8. Chromatin Changes and Temporal Dynamics: The authors report increased IEG expression in specific neuronal clusters at 1 hour. It would be valuable to examine corresponding chromatin accessibility changes across neuronal subtypes in the CeA following CYP treatment. Performing GREAT analysis on differential chromatin regions could provide mechanistic insight into the molecular pathways engaged during inflammation. Additionally, do the 1-hour chromatin accessibility changes predict potential downstream transcriptional responses at 4 hours?

Minor Comments-

1. Consider switching the order of Figures 1D and 1E, as Figure 1E is referenced earlier in the main text.

2. Page 3, Line 23: Please include a reference to Figure 1F at this point in the text.

3. After Figure S3D, Figure S4 is mentioned before S3E in the text (Page 5, Lines 1, 8, and 19). It would be helpful to adjust the figure order for consistency.

4. Page 5, Line 19: The figure reference should be Figure S3G, not S3E.

5. Page 5, Line 23: The figure reference should be Figure S3H, not S3F.
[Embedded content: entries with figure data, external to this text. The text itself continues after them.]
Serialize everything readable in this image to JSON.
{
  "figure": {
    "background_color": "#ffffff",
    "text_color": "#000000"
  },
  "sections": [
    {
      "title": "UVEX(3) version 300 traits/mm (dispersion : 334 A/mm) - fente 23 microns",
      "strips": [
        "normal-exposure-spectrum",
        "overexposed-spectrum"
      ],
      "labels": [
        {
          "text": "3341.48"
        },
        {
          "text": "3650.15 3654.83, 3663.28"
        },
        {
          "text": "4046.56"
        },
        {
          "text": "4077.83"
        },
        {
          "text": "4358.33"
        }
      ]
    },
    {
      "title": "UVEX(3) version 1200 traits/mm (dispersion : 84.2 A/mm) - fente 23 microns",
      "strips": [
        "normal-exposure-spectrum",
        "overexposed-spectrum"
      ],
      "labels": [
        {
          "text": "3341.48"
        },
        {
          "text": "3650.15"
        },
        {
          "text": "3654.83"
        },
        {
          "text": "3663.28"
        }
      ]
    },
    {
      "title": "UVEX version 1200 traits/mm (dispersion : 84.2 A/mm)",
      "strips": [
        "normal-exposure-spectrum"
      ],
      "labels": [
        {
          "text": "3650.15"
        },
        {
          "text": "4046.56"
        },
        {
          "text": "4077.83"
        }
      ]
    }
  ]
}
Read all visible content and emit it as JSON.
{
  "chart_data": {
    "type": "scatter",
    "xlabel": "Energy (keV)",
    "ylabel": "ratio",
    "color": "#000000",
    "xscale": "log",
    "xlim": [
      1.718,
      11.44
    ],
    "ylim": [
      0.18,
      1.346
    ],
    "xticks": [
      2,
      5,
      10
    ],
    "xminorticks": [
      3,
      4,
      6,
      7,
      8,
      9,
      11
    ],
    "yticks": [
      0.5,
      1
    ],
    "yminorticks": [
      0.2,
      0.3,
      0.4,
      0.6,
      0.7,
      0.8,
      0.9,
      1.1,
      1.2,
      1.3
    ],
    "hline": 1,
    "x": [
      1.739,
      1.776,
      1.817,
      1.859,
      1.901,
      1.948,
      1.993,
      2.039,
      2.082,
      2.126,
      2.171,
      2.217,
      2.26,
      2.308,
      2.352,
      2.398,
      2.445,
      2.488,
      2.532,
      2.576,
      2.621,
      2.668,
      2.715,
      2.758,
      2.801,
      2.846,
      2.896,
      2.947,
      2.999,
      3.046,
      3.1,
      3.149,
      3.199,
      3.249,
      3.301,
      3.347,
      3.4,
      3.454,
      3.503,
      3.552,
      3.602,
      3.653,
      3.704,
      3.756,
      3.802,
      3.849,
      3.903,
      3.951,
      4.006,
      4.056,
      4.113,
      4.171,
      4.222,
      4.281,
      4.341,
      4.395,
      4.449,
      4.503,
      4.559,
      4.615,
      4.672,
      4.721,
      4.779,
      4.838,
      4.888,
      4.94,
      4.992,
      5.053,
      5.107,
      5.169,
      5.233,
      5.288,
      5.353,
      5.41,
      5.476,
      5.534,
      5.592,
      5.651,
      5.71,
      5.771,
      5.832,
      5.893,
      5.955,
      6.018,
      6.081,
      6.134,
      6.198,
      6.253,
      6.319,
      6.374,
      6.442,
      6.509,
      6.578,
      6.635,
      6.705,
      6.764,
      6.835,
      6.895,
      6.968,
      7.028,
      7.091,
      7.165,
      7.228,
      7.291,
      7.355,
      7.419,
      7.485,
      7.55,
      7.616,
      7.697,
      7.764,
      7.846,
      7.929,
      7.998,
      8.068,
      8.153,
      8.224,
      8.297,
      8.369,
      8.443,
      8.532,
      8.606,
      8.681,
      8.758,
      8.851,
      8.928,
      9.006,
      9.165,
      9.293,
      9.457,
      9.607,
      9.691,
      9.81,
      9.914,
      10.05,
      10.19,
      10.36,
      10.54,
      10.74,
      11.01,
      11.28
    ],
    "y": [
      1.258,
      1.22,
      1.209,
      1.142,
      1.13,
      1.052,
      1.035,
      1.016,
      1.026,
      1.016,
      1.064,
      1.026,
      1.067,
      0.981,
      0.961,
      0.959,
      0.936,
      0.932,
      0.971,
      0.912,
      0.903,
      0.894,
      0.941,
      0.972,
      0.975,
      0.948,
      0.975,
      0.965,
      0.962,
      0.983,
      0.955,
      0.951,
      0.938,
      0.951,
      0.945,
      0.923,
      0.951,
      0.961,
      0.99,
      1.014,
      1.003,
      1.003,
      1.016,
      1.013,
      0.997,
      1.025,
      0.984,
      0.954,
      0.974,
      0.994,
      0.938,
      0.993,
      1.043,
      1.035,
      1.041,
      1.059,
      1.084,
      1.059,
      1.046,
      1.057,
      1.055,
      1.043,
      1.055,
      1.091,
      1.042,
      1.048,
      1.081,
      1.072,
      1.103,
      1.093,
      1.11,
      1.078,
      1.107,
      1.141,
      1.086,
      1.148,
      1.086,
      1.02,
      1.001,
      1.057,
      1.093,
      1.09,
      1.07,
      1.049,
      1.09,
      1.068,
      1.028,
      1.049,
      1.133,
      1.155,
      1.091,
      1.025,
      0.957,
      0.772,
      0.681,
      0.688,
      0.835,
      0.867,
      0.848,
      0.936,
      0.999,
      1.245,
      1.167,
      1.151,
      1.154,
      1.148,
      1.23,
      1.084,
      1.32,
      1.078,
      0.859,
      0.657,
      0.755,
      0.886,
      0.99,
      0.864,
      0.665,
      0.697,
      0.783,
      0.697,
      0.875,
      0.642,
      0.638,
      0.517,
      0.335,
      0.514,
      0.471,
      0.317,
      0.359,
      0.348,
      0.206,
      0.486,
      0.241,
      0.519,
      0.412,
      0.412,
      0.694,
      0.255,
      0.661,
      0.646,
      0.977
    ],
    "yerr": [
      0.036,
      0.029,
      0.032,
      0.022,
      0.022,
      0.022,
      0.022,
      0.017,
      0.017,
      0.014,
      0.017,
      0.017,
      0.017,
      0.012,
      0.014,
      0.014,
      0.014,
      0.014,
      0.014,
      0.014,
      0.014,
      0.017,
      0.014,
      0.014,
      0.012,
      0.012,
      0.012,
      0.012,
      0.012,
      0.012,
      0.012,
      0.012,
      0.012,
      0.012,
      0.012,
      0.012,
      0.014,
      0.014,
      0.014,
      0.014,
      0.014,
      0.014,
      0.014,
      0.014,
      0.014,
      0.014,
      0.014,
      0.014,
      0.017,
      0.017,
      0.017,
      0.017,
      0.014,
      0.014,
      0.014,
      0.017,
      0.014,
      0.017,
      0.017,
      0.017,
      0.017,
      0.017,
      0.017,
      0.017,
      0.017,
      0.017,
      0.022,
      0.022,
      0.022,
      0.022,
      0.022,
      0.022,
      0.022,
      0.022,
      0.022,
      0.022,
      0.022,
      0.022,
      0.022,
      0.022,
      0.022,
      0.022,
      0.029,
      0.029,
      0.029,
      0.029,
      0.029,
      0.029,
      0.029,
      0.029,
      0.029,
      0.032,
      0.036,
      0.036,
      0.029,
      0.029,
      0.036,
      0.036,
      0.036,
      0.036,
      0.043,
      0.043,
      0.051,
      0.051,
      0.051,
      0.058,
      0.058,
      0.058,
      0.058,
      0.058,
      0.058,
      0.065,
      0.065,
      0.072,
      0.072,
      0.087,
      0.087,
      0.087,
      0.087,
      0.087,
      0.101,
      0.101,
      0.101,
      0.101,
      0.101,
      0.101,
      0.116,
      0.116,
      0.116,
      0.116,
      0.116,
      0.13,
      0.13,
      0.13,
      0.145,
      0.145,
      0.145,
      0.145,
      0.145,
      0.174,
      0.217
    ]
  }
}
6. The color coding of clusters in Figures 2B–C does not appear to match the color scheme in Figure S3E.

7. In Figure 4B, it would be helpful to include in the schematic the time point at which CeA neurons are optically activated to assess behavior after 4 weeks.

8. Check the alignment of Fig4 G,H,I  with E & F.

9. Figures 4R–T are mentioned before Figures 4P–Q in the text. Reordering the figure references would improve the logical flow.

10. Page 8, line 10, Figure number is missing

11. Page 12, Line 3: The text should read “CYP-treated mice” instead of “saline.”

Competing interests

The authors declare that they have no competing interests.

Use of Artificial Intelligence (AI)

The authors declare that they did not use generative AI to come up with new ideas for their review.